Best of the Decade / Chad Apitz / National Albums

Chad Apitz – National Albums

Pale Honey – Devotion This Swedish duo put out a powerful album focusing on self-reclamation with sensational stripped-down guitar-play coupled with proper percussion and synth throughout. Tuva Lodmark’s vocal are sweet and savage all at the same time providing a strong back-bone of self-love throughout this album.
Son Lux – Brighter Wounds This album is a living entity. Through an incredible arrangement of sound it delivers a severely honest and urgent message to be more aware of our surroundings inside and outside our being. Ian Chang’s percussion sets pace and a firm foundation that nothing is real, Rafiq Bhatia’s riffs warp and weave through time and space, while Ryan Lott’s vocals haunt in the best way someone can be haunted.
Bloc Party – Four It seemed like after ‘Silent Alarm’ this group of sensational artists were at odds with each other constantly. By the time ‘Four’ released it was well-known this’d be their last album together. To me, this album did not disappoint. It was finally a mix of all the artists tendencies. For the first time Gordon’s savage bass and Russell’s amazing prowess on the lead guitar overtook Kele’s vocals for a change in this almost-heavy-metal feel throughout (Matt Tong’s drumming is and always will be my favorite part about this band).
St. Vincent – St. Vincent Annie Clark put herself in Madonna’s company with this self-titled released. Her current take on all-things-honest-and-weird about our reality was put on prime display throughout this album. Her vocals are supremely confident stated as quietly as can be which makes her even more savage and there just isn’t enough space here for me to talk about her amazing talent on guitar.
Arcade Fire – Suburbs An indie-masterpiece.
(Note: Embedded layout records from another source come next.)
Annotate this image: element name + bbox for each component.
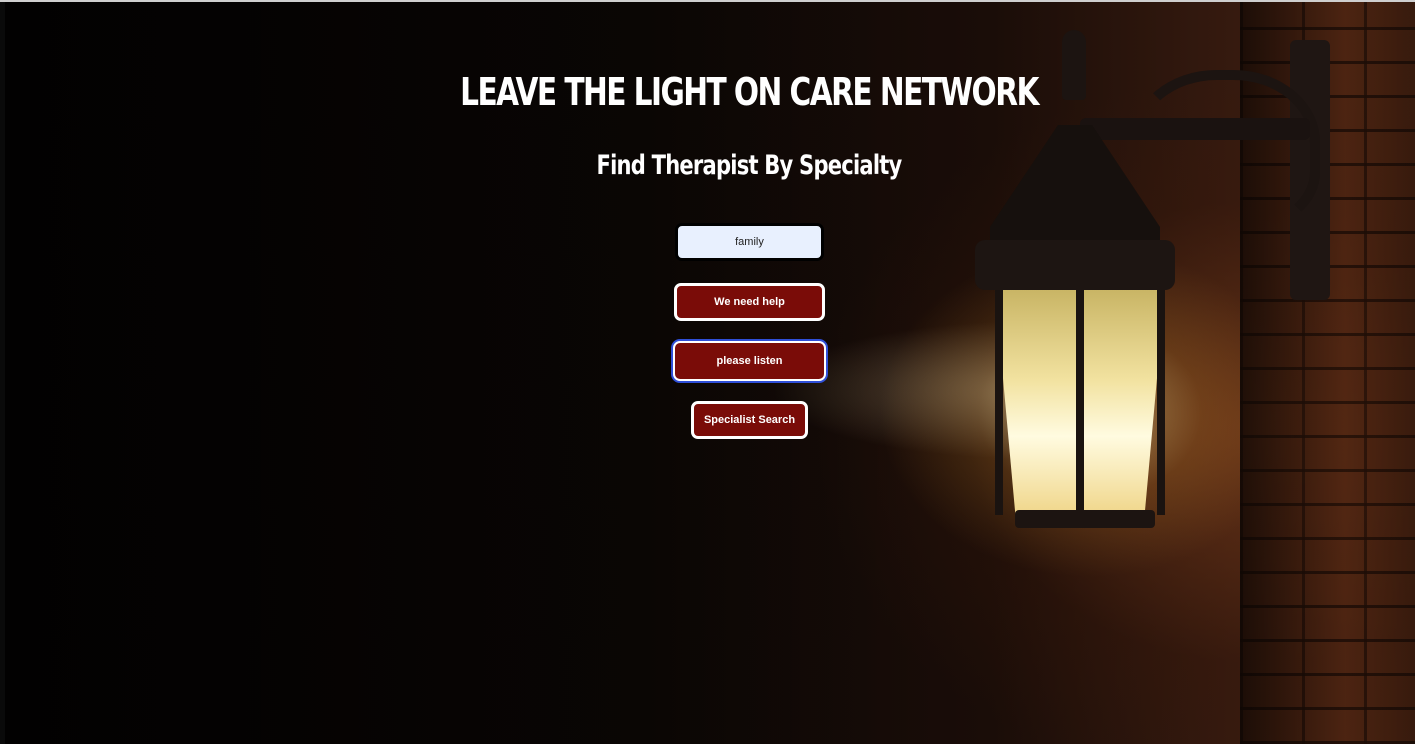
site-title: LEAVE THE LIGHT ON CARE NETWORK — [460, 70, 1039, 114]
specialty-input[interactable] — [675, 223, 824, 261]
specialist-search-label: Specialist Search — [703, 414, 796, 426]
please-listen-button[interactable]: please listen — [673, 341, 826, 381]
main-content: LEAVE THE LIGHT ON CARE NETWORK Find The… — [0, 0, 1415, 744]
please-listen-label: please listen — [716, 355, 783, 367]
page-subtitle: Find Therapist By Specialty — [596, 150, 903, 181]
we-need-help-label: We need help — [714, 296, 785, 308]
we-need-help-button[interactable]: We need help — [674, 283, 825, 321]
page: LEAVE THE LIGHT ON CARE NETWORK Find The… — [0, 0, 1415, 744]
specialist-search-button[interactable]: Specialist Search — [691, 401, 808, 439]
I still remember when this album released and being blown away by ‘Rococo’s’ sounds. This was the first album I felt like I was listening to through an adult’s ears and finally felt like I was okay being one because we can still possess a purpose and passion for doing good things in this world.
Everything Everything – A Fever Dream If you took all my UK-music love for Radiohead, Foals, Bloc Party, and Muse (among many others) over this past decade and stuffed them into a sound it’d be this entire album end-to-end. Everything Everything came along earlier in the decade and allowed the above to flourish and then came back around to me at a good time in Life with this album.
Kiasmos – Kiasmos Anything Olafur Arnalds touches is gold but his duo with Janus Rasmussen as ‘Kiasmos’ must possess Midas’ envy. This Icelandic duo creates a stunning spectrum of how Nature would sound if it was pulled and twisted through electronic devices.
IDLES – Joy As An Act of Resistance This album came about at the right time in our reality. It put everything good and right about our potential as humans on the offensive for a change as Joe Talbot put on notice an ugly culture of male toxicity, xenophobia, and pent-up aggression plaguing our society. “Long Live the Open Minded”.
Pumarosa – The Witch This album draws from the elements of air, earth, fire, and water and manifests them through a sound that is foreign yet familiar and fills the immense space they create with clean articulate lyrics, lolling wails, and neoteric instrumentation. Isabel Munoz-Newsome has conjured Janis Joplin’s early strength and fiery power and has applied her own ethereal qualities in what we hear. Pumarosa’s debut album is natural and pure and ancient, the definition of a witch in my mind. This album is ‘rock’ without needing a word preceding it in order to better define it.
Foals – Total Life Forever This Oxford gang is pretty much my heartbeat since discovering them during their ‘Antidotes’ days. But they quickly pivoted from their frantic math-rock picking to an album in ‘Total Life Forever’ that sounds like it was recorded underwater creating a vast expanse within their complex yet calming songs; they took a risk and went all-out on this album and absolutely nailed it. Foals has always had a bit of funk to their beat but on this album there’s so much it’d make George Clinton proud. Looking back on this album through the lens of 4 subsequent albums over 9-years since this I’m at peace putting this album at the top of countless other albums/artists I admire.